Vitamin K2, on the other hand, is a little more complicated. “It is predominantly produced by gut bacteria and is further divided into other subgroups named MK4 to MK13,” explains Dr. Railsback. “These are found in some dairy products, pork, poultry, and fermented foods.” Dyckman suggests liver, cheese, fatty fish, and egg yolks as other good sources. And since most K2 sources already contain fat, you don’t need to add anything extra to ensure it’s absorbed.
Now, to meet the official vitamin K requirement, you technically only need to worry about Vitamin K1. “A recommended dietary allowance for vitamin K2 has not yet been established, so the current vitamin K recommendation is based on our vitamin K1 needs alone,” says Dyckman. But if you’re going for the cardiovascular benefits, you shouldn’t count K2 out. Some studies have shown that vitamin K2 is better than K1 in preventing coronary heart disease.
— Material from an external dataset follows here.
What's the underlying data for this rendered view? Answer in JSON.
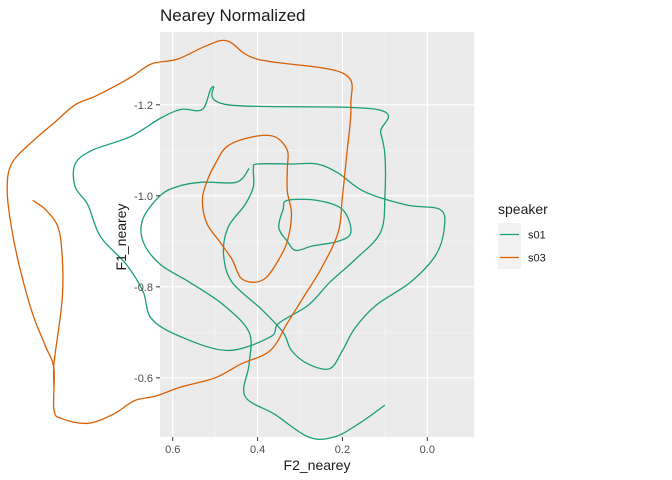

As for the ECU study, participants who consumed the most vitamin K1 were 21 percent less likely to go to the hospital for issues related to atherosclerosis, and those who ate vitamin K2 were 14 percent less likely.
It’s also important to remember that vitamin K consumption isn’t the largest factor in mitigating heart disease risk–quitting smoking, reducing alcohol intake, and regular exercise can also help keep your heart healthy.